I ask: “How did you know how much to add?” They say things like: “Since there was a space of 3 between the lowest number and zero, I added that to the top as well”, and I clarify: “You added the minimum to the maximum” It’s through this process that we get a few decent formulas:
Max + Min
1.2 * Max (20% more than the max)
Mean + 2 Std Dev
We then use these formulas to crunch the numbers and make predictions. That way when they get into the German Tank scenario (which is essentially the same thing, just larger numbers) they have a clue of what it means to create their own predictive formulas.
My MacOS no longer supports Fathom, so I’m using CODAP, which has been awesome. I like it better for somethings and not as much for other things. Here’s a link to the CODAP version of the German Tank Problem.

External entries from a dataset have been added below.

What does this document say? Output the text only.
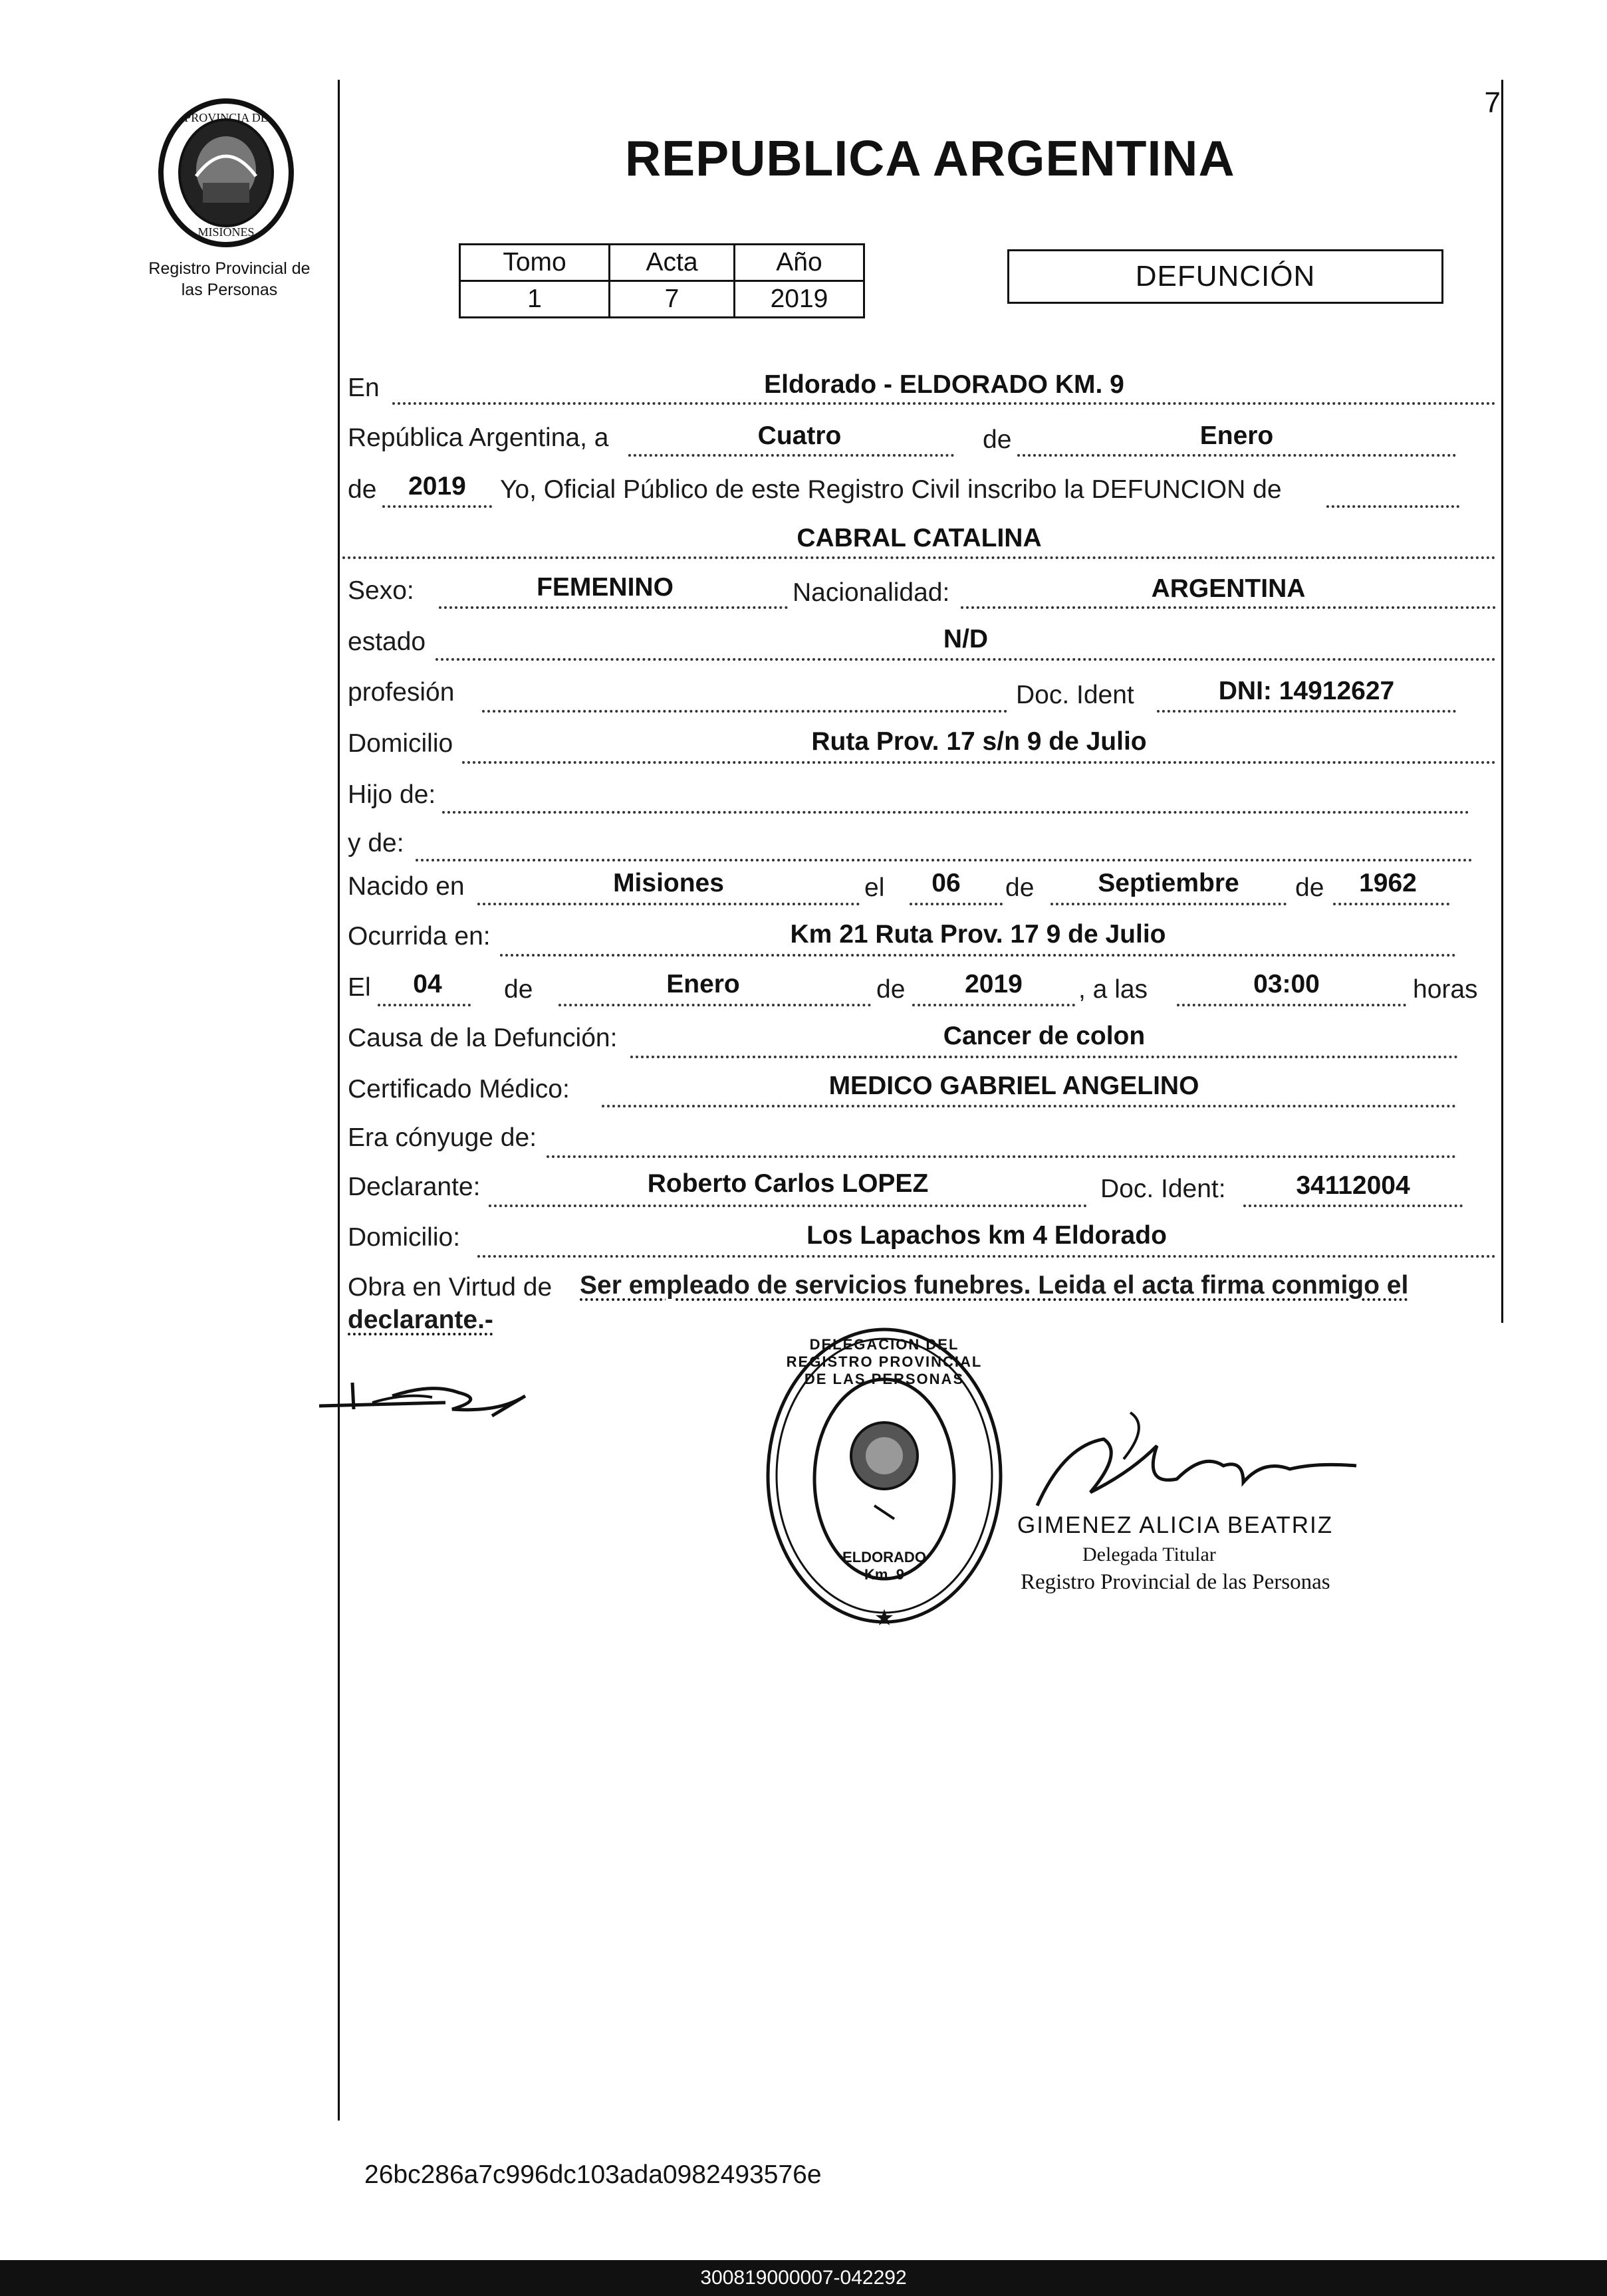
PROVINCIA DE
MISIONES
Registro Provincial de
las Personas
7
REPUBLICA ARGENTINA
Tomo	Acta	Año
1	7	2019
DEFUNCIÓN
En	Eldorado - ELDORADO KM. 9
República Argentina, a	Cuatro	de	Enero
de	2019	Yo, Oficial Público de este Registro Civil inscribo la DEFUNCION de
CABRAL CATALINA
Sexo:	FEMENINO	Nacionalidad:	ARGENTINA
estado	N/D
profesión	Doc. Ident	DNI: 14912627
Domicilio	Ruta Prov. 17 s/n 9 de Julio
Hijo de:
y de:
Nacido en	Misiones	el	06	de	Septiembre	de	1962
Ocurrida en:	Km 21 Ruta Prov. 17 9 de Julio
El	04	de	Enero	de	2019	, a las	03:00	horas
Causa de la Defunción:	Cancer de colon
Certificado Médico:	MEDICO GABRIEL ANGELINO
Era cónyuge de:
Declarante:	Roberto Carlos LOPEZ	Doc. Ident:	34112004
Domicilio:	Los Lapachos km 4 Eldorado
Obra en Virtud de Ser empleado de servicios funebres. Leida el acta firma conmigo el
declarante.-
★
DELEGACION DEL REGISTRO PROVINCIAL DE LAS PERSONAS
ELDORADO Km. 9
GIMENEZ ALICIA BEATRIZ
Delegada Titular
Registro Provincial de las Personas
26bc286a7c996dc103ada0982493576e
300819000007-042292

Heights Labs – Developing the Idea of a Sampling Distribution
I have created several “labs” for the students to do to learn about Sampling Distributions. First, I have the students sample the heights of students from the class by pulling slips of paper from a paper bag. I think I got this idea from the Starnes/Tabor textbook, but I’ve created a little guide for the students to follow that highlights the key points.
I’ve also created a follow-up lab that get the the key idea about getting closer to the actual sampling distribution. Here’s a link to the CODAP lab.
I hope you find these resources helpful. Please let me know what you think!